De politie vond een niet in werking zijnde hennepkwekerij in de garage van een man. Daarna kwamen het elektriciteitsbedrijf en de waterleidingmaatschappij om onderzoek te doen. Deze bedrijven deden aangifte van diefstal van elektriciteit en water.
Het OM besloot om de man niet te vervolgen voor de hennepkwekerij en diefstal van elektriciteit. Daarvoor was volgens het OM onvoldoende bewijs. Voor wat betreft de diefstal van water seponeerde het OM de zaak met een 'beleidssepot'. Dat betekent dat het OM vindt dat er wel genoeg bewijs is, maar dat er een andere reden is om niet te vervolgen. De man was het hier niet mee eens. Hij vond dat er geen bewijs was voor diefstal van water en vroeg het OM om de sepotgrond aan te passen.
Het OM reageerde op het verzoek van de man en legde uit waarom het vond dat er wel voldoende bewijs was. En dat het de sepotgrond dus niet wilde aanpassen. Hierover diende de man een klacht in bij de Nationale ombudsman.

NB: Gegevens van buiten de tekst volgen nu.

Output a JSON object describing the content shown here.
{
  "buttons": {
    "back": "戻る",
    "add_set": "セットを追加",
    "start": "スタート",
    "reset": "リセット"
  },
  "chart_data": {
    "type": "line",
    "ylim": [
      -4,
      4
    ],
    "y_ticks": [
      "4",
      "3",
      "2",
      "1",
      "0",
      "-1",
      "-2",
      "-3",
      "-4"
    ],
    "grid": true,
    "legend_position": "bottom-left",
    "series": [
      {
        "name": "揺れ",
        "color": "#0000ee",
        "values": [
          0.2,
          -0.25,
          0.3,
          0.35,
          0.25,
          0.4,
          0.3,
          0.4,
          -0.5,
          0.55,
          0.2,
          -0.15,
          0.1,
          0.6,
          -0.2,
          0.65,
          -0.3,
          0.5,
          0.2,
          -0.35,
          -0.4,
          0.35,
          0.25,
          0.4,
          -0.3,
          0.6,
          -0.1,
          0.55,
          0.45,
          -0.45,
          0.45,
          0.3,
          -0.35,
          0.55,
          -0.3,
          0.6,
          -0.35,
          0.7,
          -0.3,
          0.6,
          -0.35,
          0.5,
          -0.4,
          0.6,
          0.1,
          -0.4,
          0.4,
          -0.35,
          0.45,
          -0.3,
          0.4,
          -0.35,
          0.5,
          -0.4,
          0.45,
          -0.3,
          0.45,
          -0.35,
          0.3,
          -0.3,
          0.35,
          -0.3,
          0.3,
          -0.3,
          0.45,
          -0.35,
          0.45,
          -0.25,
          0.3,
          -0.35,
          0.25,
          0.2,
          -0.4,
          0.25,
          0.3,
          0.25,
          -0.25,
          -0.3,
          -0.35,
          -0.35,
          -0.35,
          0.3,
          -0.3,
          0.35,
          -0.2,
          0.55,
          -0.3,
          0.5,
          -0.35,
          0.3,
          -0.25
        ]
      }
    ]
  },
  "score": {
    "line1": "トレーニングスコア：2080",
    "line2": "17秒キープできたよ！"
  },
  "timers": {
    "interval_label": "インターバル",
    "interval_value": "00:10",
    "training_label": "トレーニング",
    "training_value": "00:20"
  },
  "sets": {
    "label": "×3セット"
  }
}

Bij het beoordelen van een klacht over de gekozen sepotcode, kijkt de ombudsman allereerst of het OM de beslissing voldoende heeft onderbouwd. Daarna beoordeelt de ombudsman of het OM in redelijkheid heeft geweigerd de sepotcode te veranderen.

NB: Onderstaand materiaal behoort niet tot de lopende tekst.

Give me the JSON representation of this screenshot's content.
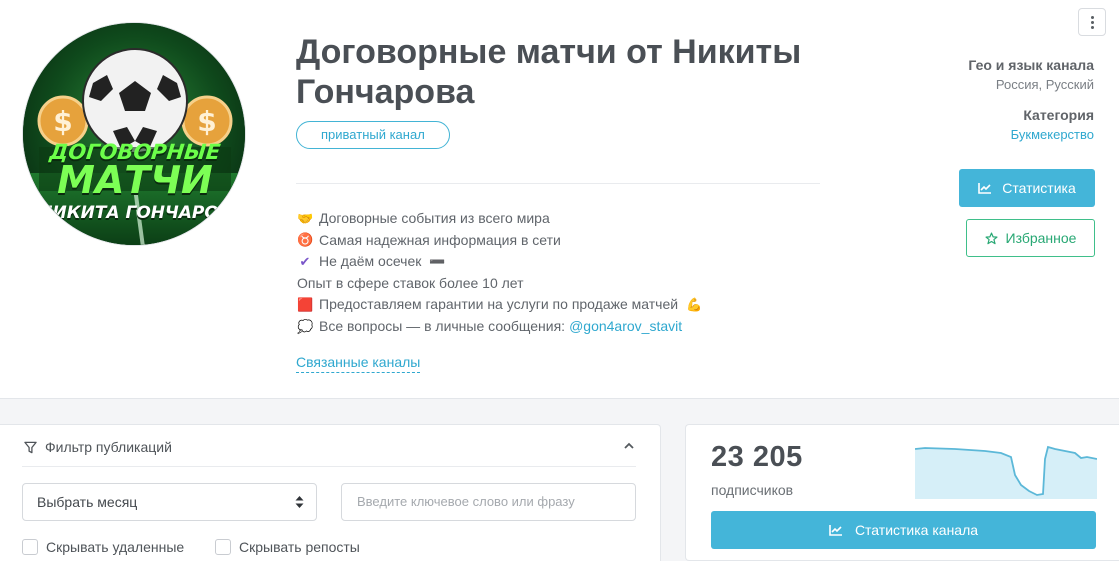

De ombudsman vindt dat het OM voldoende heeft onderbouwd waarom het de sepotcode niet aanpast. Het OM heeft uitgelegd waarom het koos voor een beleidssepot en waarom het de zaak bewijsbaar vond. Daarbij kon het OM in redelijkheid verwijzen naar de aangifte, het onderzoek van de waterleidingmaatschappij en de eigen verklaringen van de man. Ook reageerde het OM voldoende op de tegenwerping van de man dat het OM de andere zaken wel seponeerde wegens een gebrek aan bewijs.
Daarom heeft het OM in redelijkheid kunnen weigeren de sepotcode aan te passen. De klacht van de man is om die reden niet gegrond.